Sam obszar roboczy jest bardzo ciekawym rozwiązaniem. Z „listy modeli” możemy przenieść na niego wszystkie dostępne modele końcówek mocy Powersoft, w praktycznie nieograniczonej ilości, różne rodzaje kolumn głośnikowych w tym wyrównane liniowo oraz tworzyć wirtualne racki i grupy urządzeń. Stworzenie grupy umożliwia regulacje gain, opóźnień i korekcję dla grupy wzmacniaczy.

Armonia oferuje również możliwość pracy offline.

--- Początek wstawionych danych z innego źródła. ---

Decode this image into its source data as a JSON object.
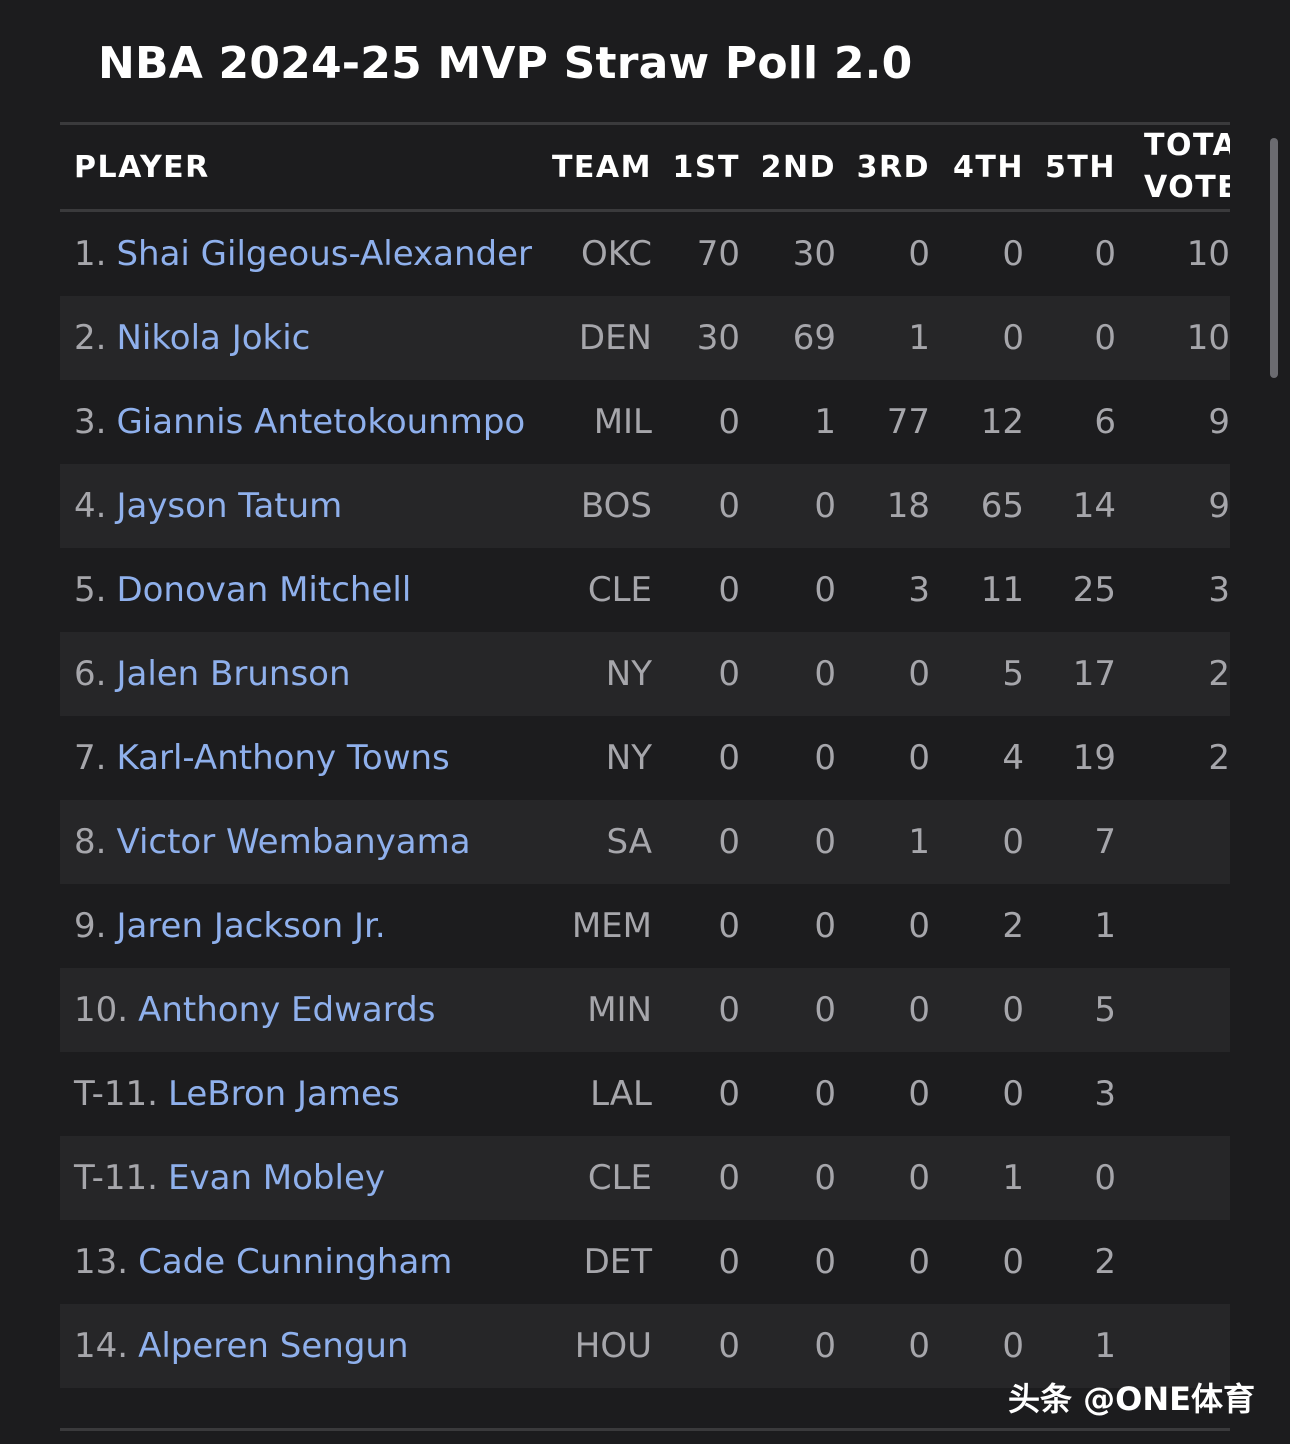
{
  "title": "NBA 2024-25 MVP Straw Poll 2.0",
  "headers": {
    "player": "PLAYER",
    "team": "TEAM",
    "first": "1ST",
    "second": "2ND",
    "third": "3RD",
    "fourth": "4TH",
    "fifth": "5TH",
    "total_line1": "TOTA",
    "total_line2": "VOTE"
  },
  "rows": [
    {
      "rank": "1.",
      "name": "Shai Gilgeous-Alexander",
      "team": "OKC",
      "first": "70",
      "second": "30",
      "third": "0",
      "fourth": "0",
      "fifth": "0",
      "total": "10"
    },
    {
      "rank": "2.",
      "name": "Nikola Jokic",
      "team": "DEN",
      "first": "30",
      "second": "69",
      "third": "1",
      "fourth": "0",
      "fifth": "0",
      "total": "10"
    },
    {
      "rank": "3.",
      "name": "Giannis Antetokounmpo",
      "team": "MIL",
      "first": "0",
      "second": "1",
      "third": "77",
      "fourth": "12",
      "fifth": "6",
      "total": "9"
    },
    {
      "rank": "4.",
      "name": "Jayson Tatum",
      "team": "BOS",
      "first": "0",
      "second": "0",
      "third": "18",
      "fourth": "65",
      "fifth": "14",
      "total": "9"
    },
    {
      "rank": "5.",
      "name": "Donovan Mitchell",
      "team": "CLE",
      "first": "0",
      "second": "0",
      "third": "3",
      "fourth": "11",
      "fifth": "25",
      "total": "3"
    },
    {
      "rank": "6.",
      "name": "Jalen Brunson",
      "team": "NY",
      "first": "0",
      "second": "0",
      "third": "0",
      "fourth": "5",
      "fifth": "17",
      "total": "2"
    },
    {
      "rank": "7.",
      "name": "Karl-Anthony Towns",
      "team": "NY",
      "first": "0",
      "second": "0",
      "third": "0",
      "fourth": "4",
      "fifth": "19",
      "total": "2"
    },
    {
      "rank": "8.",
      "name": "Victor Wembanyama",
      "team": "SA",
      "first": "0",
      "second": "0",
      "third": "1",
      "fourth": "0",
      "fifth": "7",
      "total": ""
    },
    {
      "rank": "9.",
      "name": "Jaren Jackson Jr.",
      "team": "MEM",
      "first": "0",
      "second": "0",
      "third": "0",
      "fourth": "2",
      "fifth": "1",
      "total": ""
    },
    {
      "rank": "10.",
      "name": "Anthony Edwards",
      "team": "MIN",
      "first": "0",
      "second": "0",
      "third": "0",
      "fourth": "0",
      "fifth": "5",
      "total": ""
    },
    {
      "rank": "T-11.",
      "name": "LeBron James",
      "team": "LAL",
      "first": "0",
      "second": "0",
      "third": "0",
      "fourth": "0",
      "fifth": "3",
      "total": ""
    },
    {
      "rank": "T-11.",
      "name": "Evan Mobley",
      "team": "CLE",
      "first": "0",
      "second": "0",
      "third": "0",
      "fourth": "1",
      "fifth": "0",
      "total": ""
    },
    {
      "rank": "13.",
      "name": "Cade Cunningham",
      "team": "DET",
      "first": "0",
      "second": "0",
      "third": "0",
      "fourth": "0",
      "fifth": "2",
      "total": ""
    },
    {
      "rank": "14.",
      "name": "Alperen Sengun",
      "team": "HOU",
      "first": "0",
      "second": "0",
      "third": "0",
      "fourth": "0",
      "fifth": "1",
      "total": ""
    }
  ],
  "watermark": "头条 @ONE体育",
  "colors": {
    "background": "#1c1c1e",
    "row_shade": "#262628",
    "player_link": "#8fb0ec",
    "muted_text": "#a6a6ab",
    "divider": "#3a3a3c"
  }
}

Oznacza to, że już na magazynie, czy w drodze na sztukę mamy możliwość modelowania schematu połączeń, edycji ustawień, które zostaną później wykorzystane.

Z funkcji nie związanych ze sprzętem, a pomocnych przy bardziej rozbudowanych konfiguracjach są opcje dodawania notatek, komentarzy w chmurce oraz wstawianie obrazków z pliku dostępne we „Wstędze”  Home.

Naszą pracę znacznie ułatwi „Menedżer presetów”, dzięki któremu szybko znajdziemy interesujące nas ustawienia (dedykowane do posiadanych systemów nagłośnieniowych), edytujemy te przygotowane przez producenta lub tworzymy własne. Presety można kopiować między  końcówkami na obszarze roboczym. Jeśli dysponujemy już bankiem ustawień sprecyzowanych dla naszego sprzętu, to czas potrzebny na poszczególne operacje (strojenie, etc.) zostaje ograniczony do minimum.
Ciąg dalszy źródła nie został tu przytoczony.